John Pfordresher, a professor in the English department, led the Villa Le Balze program and recalled DaCosta’s willingness to learn and to help others with their work.

“[My memory] is a teacher’s memory, of a remarkable student I admired and respected,” Pfordresher said. “Arielle was extraordinarily skilled at listening to the writing of her fellow students, seizing upon the best aspects of what they were doing, praising and encouraging them, and making suggestions for improvement. She was an instinctive teacher and as I remember her, I recall vividly the gentle eagerness with which she praised. Arielle was open to wonder, and enthusiasm, and evinced a genuine excitement in what others were doing which seemed entirely selfless.

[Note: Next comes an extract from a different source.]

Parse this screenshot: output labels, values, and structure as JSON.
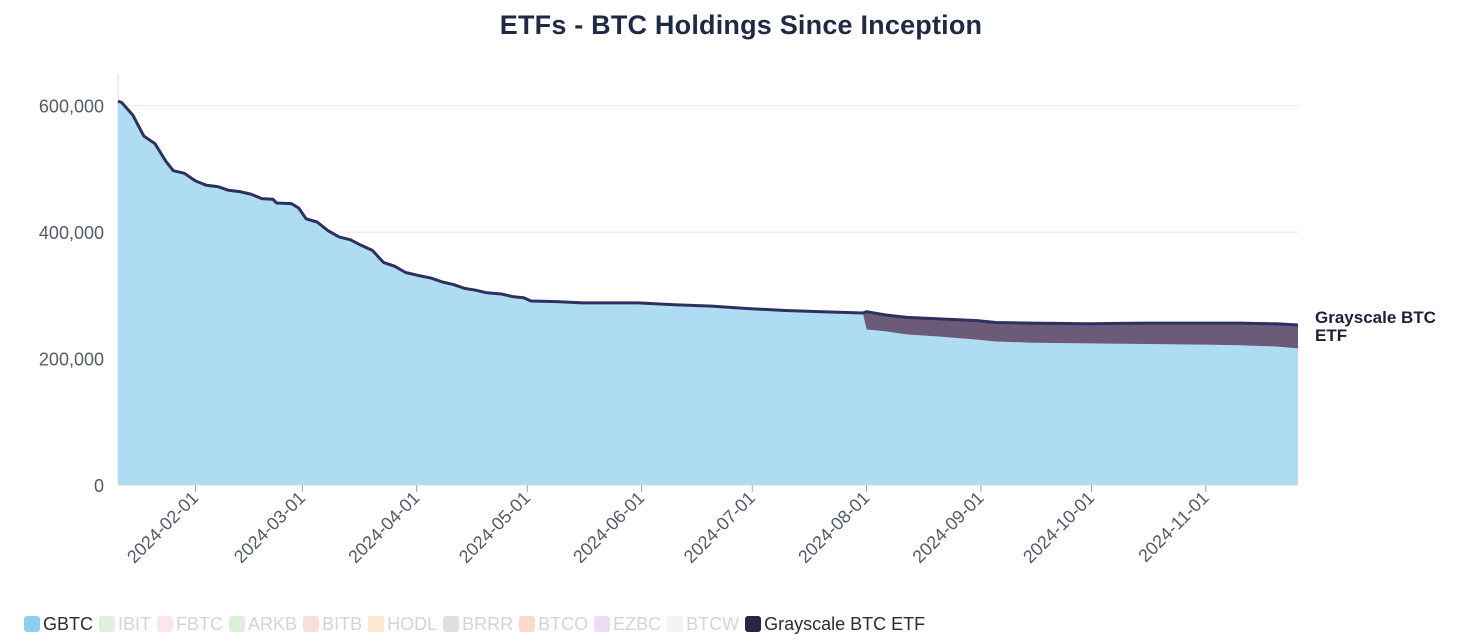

She showed us how to be simultaneously smart, hardworking and generous.”

While on campus, DaCosta played an active role in Georgetown Radio. She spent two semesters as a music board director and three semesters as co-host of a radio show with Bitterly called “Quirky Quips.”

“She invented the name,” Bitterly said. “We would basically just play our favorite songs and `quip’ about literally anything that we felt like talking about. . We just couldn’t get over the fact that someone actually let us talk on air.”

DaCosta’s devotion to student radio stemmed from her love of music.

“I attribute about half of the music on my iPod to stuff I stole off her computer over the summer,” Candido said. “She loved the Carole King album `Tapestry.’ . She was always singing and humming the songs from it.”

“Music was so important to Arielle – I think it spoke to her creativity and her passion,” Johanna Peiser (COL ’11) said.

DaCosta’s love of travel and languages – she was fluent in French and a student of Spanish – directed her academic pursuits. In addition to the two summers she spent studying abroad, DaCosta planned to spend both semesters of her junior year in Europe. This semester, she studied at the University of Salamanca in Spain, but was planning to move to France for her second semester, according to Magdalena Chica-Garzon, assistant director in the Office of International Programs.

“She was the model student in terms of study abroad, having completed two summer programs and in the midst of a full academic year abroad,” Chica-Garzon said. “She will always be remembered by her numerous advisers in OIP as a pleasant and delightful young woman.”

DaCosta was not only a friend to fellow classmates and professors, but also a lover of animals, which she treated with the same amount of respect.

“She always used to say that people can take care of themselves but animals couldn’t,” Candido said. “When we spent the weekend in the Tuscan countryside, she befriended the huge dog that lived at the farmhouse we stayed at and never stopped petting it even though it was so dirty it made her hands black.”

“I remember there was a stray dog that we saw a decent amount in Tours, and Arielle could not stand to see this,” Gilligan said. “So she made sure to always find him and feed him any leftovers.”

DaCosta grew up in Stoughton, Mass. and attended the Dana Hall School in Wellesley, Mass. The cause of her death has not been made public. Her family could not be reached for comment.

In her two years at Georgetown, DaCosta touched the hearts of many.

“We all suffered a huge loss when Arielle left us but I still feel so fortunate that I was able spend the last two years getting to know Arielle and experiencing her warmth and energy,” White said. “Arielle demonstrated how beautiful a person can be both inside and out. I miss her and will never forget her and the impact she had on my life.”

“I’ll miss her every single day. Words can’t describe how much I love her,” Bitterly said.

“It is truly such a tragedy to lose Arielle. I still cannot really grasp it,” Gilligan said. “It just is not fair, and she is missed by so many people. I, along with countless others, will never forget her along with the positive impact she had on all of our lives.”